Les néo-conservateurs américains avaient promis un nouveau Moyen-Orient, on le vit en effet, mais pas dans le sens où ils l’espéraient. L’État islamique essaima partout. Guerre en Syrie, victoires islamistes en Égypte et au Maghreb, diffusion au Sahel et en Afrique noire. La Jordanie parvint à maintenir sa stabilité et son unité, ce qui était loin d’être gagné. Et la France découvrit stupéfaite que des enfants nés sur son sol, de parents eux-mêmes nés en France, partaient pour le djihad, plein de ferveur pour leur patrie d’adoption et de haine pour le pays qui les avait nourris. Comme si les Occidentaux n’avaient pas compris leurs erreurs, ils repartirent à la guerre en 2011 en Libye, intervention dont nous payons encore les conséquences aujourd’hui, et furent à un cheveu de partir en guerre en Syrie en 2013. Ce qui, quoi que l’on pense du régime d’Assad, aurait aggravé le problème moyen-oriental.

 

L’espoir, malgré tout

 

Vingt ans plus tard, le pire semble passé. Les attentats et les tensions diminuent, même si nous sommes encore loin d’un Irak pacifié et stabilisé. L’EI semble vaincu, même si des résurgences sont toujours possibles. Les pays fragiles, comme le Liban et la Jordanie, tiennent malgré tout. En Syrie, les sanctions économiques font davantage de morts parmi les civils que la guerre elle-même, notamment parce qu’elles empêchent l’accès aux médicaments et aux produits de première nécessité.

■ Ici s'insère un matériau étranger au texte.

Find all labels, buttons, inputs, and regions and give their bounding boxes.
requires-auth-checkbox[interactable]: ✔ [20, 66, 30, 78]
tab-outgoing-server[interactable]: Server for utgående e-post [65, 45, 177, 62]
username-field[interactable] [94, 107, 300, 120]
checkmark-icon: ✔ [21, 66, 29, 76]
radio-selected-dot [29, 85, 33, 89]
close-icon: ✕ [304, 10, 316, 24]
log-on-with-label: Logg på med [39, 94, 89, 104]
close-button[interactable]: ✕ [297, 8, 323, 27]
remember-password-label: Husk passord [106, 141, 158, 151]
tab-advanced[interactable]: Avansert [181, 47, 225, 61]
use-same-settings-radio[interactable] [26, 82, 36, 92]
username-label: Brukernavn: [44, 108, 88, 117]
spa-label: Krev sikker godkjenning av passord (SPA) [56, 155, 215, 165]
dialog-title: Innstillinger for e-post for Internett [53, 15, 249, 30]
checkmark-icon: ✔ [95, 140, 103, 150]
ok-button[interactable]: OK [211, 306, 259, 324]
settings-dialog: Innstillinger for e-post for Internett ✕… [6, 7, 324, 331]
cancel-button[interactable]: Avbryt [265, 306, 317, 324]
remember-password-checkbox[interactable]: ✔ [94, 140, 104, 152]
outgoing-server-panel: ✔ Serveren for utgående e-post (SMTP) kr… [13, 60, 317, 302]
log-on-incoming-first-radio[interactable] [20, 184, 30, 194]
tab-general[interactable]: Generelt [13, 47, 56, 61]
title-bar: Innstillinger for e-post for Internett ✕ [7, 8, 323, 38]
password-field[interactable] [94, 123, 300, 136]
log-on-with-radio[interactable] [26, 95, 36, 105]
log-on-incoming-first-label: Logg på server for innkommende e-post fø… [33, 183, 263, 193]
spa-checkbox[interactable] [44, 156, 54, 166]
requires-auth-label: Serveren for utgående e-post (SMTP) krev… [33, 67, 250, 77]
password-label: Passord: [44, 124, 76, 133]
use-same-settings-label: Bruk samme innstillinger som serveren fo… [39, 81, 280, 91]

La France a encore un rôle à jouer dans ce redressement, tous ses atouts n’ayant pas disparu. La diaspora installée en Europe et en Amérique du Nord pourrait elle aussi contribuer à ce renouveau ; une façon d’effacer ces vingt années de guerre et de chaos. Vingt ans après, il reste presque tout à faire. Des enfants à éduquer loin de la guerre, des villes à rebâtir, des communautés à ressouder. Les rêves américains de 2003 se transformèrent en cauchemars ; espérons que les rêves irakiens de 2023 se transforment en réalité.